Tem sede de nos dar a água viva do seu amor, mas também de receber o nosso
amor. O profeta Jeremias expressou o comprazimento de Deus pelo nosso amor:
«Recordo-Me da tua fidelidade no tempo da tua juventude, dos amores do tempo do
teu noivado» (Jr 2, 2). Mas deu voz também ao sofrimento divino, quando o
homem, ingrato, abandonou o amor, quando – parece dizer também hoje o Senhor –
«Me abandonou a Mim, nascente de águas vivas, e construiu cisternas para si,
cisternas rotas, que não podem reter as águas» (Jr 2, 13). É o drama do
«coração árido», do amor não correspondido; um drama que se renova no
Evangelho, quando, à sede de Jesus, o homem responde com vinagre, que é vinho
estragado. Como profeticamente lamentou o salmista, «deram-me (…) vinagre,
quando tive sede» (Sal 69/68, 22).
«O Amor não é amado»: tal era, segundo algumas crônicas, a
realidade que turvava São Francisco de Assis. Por amor do Senhor que sofre, não
se envergonhava de chorar e lamentar-se em voz alta (cf. Fontes Franciscanas,
n. 1413). Esta mesma realidade nos deve estar a peito ao contemplarmos Deus
crucificado, sedento de amor. Madre Teresa de Calcutá quis que, nas capelas de
cada comunidade, estivesse escrito perto do Crucifixo: «Tenho sede». Apagar a
sede de amor de Jesus na cruz, através do serviço aos mais pobres dos pobres, foi
a sua resposta. Na verdade, o Senhor é saciado pelo nosso amor compassivo; é
consolado quando, em nome d’Ele, nos inclinamos sobre as misérias alheias. No
Juízo, chamará «benditos» aqueles que deram de beber a quem tinha sede, aqueles
que ofereceram amor concreto a quem estava necessitado: «Sempre que fizestes
isto a um destes meus irmãos mais pequeninos, a Mim mesmo o fizestes» (Mt 25,
40).
As palavras de Jesus interpelam-nos, pedem acolhimento no
coração e resposta com a vida. Na sua exclamação «tenho sede», podemos ouvir a
voz dos que sofrem, o grito escondido dos pequenos inocentes a quem é negada a
luz deste mundo, a súplica instante dos pobres e dos mais necessitados de paz.

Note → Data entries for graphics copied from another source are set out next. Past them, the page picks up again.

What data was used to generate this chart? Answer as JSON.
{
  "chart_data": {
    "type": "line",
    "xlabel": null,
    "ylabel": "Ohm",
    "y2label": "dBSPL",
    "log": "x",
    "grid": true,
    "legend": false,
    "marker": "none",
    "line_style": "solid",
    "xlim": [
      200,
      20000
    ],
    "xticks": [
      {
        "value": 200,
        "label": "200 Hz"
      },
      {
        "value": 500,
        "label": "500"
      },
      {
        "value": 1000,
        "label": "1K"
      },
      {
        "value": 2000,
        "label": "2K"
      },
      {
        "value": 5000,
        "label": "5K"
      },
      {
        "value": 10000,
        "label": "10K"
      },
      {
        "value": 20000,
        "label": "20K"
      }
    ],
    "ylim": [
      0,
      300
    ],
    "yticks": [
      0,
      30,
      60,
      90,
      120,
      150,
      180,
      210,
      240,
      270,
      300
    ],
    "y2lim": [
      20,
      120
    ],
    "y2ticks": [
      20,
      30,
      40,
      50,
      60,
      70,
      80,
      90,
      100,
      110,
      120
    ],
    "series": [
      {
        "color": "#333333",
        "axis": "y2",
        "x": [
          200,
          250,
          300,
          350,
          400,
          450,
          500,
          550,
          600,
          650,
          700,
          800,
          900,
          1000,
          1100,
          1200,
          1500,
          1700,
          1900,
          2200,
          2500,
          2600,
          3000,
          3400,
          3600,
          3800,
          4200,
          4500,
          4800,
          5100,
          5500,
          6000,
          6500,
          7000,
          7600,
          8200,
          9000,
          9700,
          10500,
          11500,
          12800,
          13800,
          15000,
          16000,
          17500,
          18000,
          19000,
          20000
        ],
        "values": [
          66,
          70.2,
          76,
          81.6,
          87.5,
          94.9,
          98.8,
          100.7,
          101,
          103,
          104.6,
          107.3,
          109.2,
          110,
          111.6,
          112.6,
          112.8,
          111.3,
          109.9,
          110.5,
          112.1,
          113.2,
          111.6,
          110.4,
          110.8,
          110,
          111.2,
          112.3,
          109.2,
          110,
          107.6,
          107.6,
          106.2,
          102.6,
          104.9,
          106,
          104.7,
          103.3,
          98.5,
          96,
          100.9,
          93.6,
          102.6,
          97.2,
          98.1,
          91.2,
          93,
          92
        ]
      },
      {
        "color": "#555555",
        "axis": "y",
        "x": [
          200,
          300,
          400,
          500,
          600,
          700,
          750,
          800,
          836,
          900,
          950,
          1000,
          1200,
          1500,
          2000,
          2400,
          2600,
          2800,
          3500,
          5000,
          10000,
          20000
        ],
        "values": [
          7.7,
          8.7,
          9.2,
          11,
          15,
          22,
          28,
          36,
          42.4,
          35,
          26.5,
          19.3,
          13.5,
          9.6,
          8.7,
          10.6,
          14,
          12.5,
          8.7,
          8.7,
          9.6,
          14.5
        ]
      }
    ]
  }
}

Imploram paz as vítimas das guerras que poluem os povos de ódio e a terra de
armas; imploram paz os nossos irmãos e irmãs que vivem sob a ameaça dos
bombardeamentos ou são forçados a deixar a casa e emigrar para o desconhecido,
despojados de tudo. Todos eles são irmãos e irmãs do Crucificado, pequeninos do
seu Reino, membros feridos e sedentos da sua carne. Têm sede. Mas,
frequentemente, é-lhes dado, como a Jesus, o vinagre amargo da rejeição. Quem
os ouve? Quem se preocupa em responder-lhes? Deparam-se muitas vezes com o
silêncio ensurdecedor da indiferença, o egoísmo de quem se sente incomodado, a
frieza de quem apaga o seu grito de ajuda com mesma facilidade com que muda de
canal na televisão.
À vista de Cristo crucificado, «poder e sabedoria de Deus» (1
Cor 1, 24), nós, cristãos, somos chamados a contemplar o mistério do Amor não
amado e a derramar misericórdia sobre o mundo. Na cruz, árvore de vida, o mal
foi transformado em bem; também nós, discípulos do Crucificado, somos chamados
a ser «árvores de vida», que absorvem a poluição da indiferença e restituem ao
mundo o oxigênio do amor. Do lado de Cristo, na cruz, saiu água, símbolo do
Espírito que dá a vida (cf. Jo 19, 34); do mesmo modo saia de nós, seus fiéis,
compaixão por todos os sedentos de hoje.
Como a Maria ao pé da cruz, conceda-nos o Senhor estar unidos a
Ele e próximos de quem sofre. Aproximando-nos de quantos vivem hoje como
crucificados e tirando a força de amar do Crucificado Ressuscitado, crescerão
ainda mais a harmonia e a comunhão entre nós. «Com efeito, Ele é a nossa paz»
(Ef 2, 14), Ele que veio anunciar a paz àqueles que estavam perto e aos que
estavam longe (cf. Ef 2, 17). Ele nos guarde a todos no amor e nos congregue na
unidade, para nos tornarmos o que Ele deseja: «um só» (Jo 17,21).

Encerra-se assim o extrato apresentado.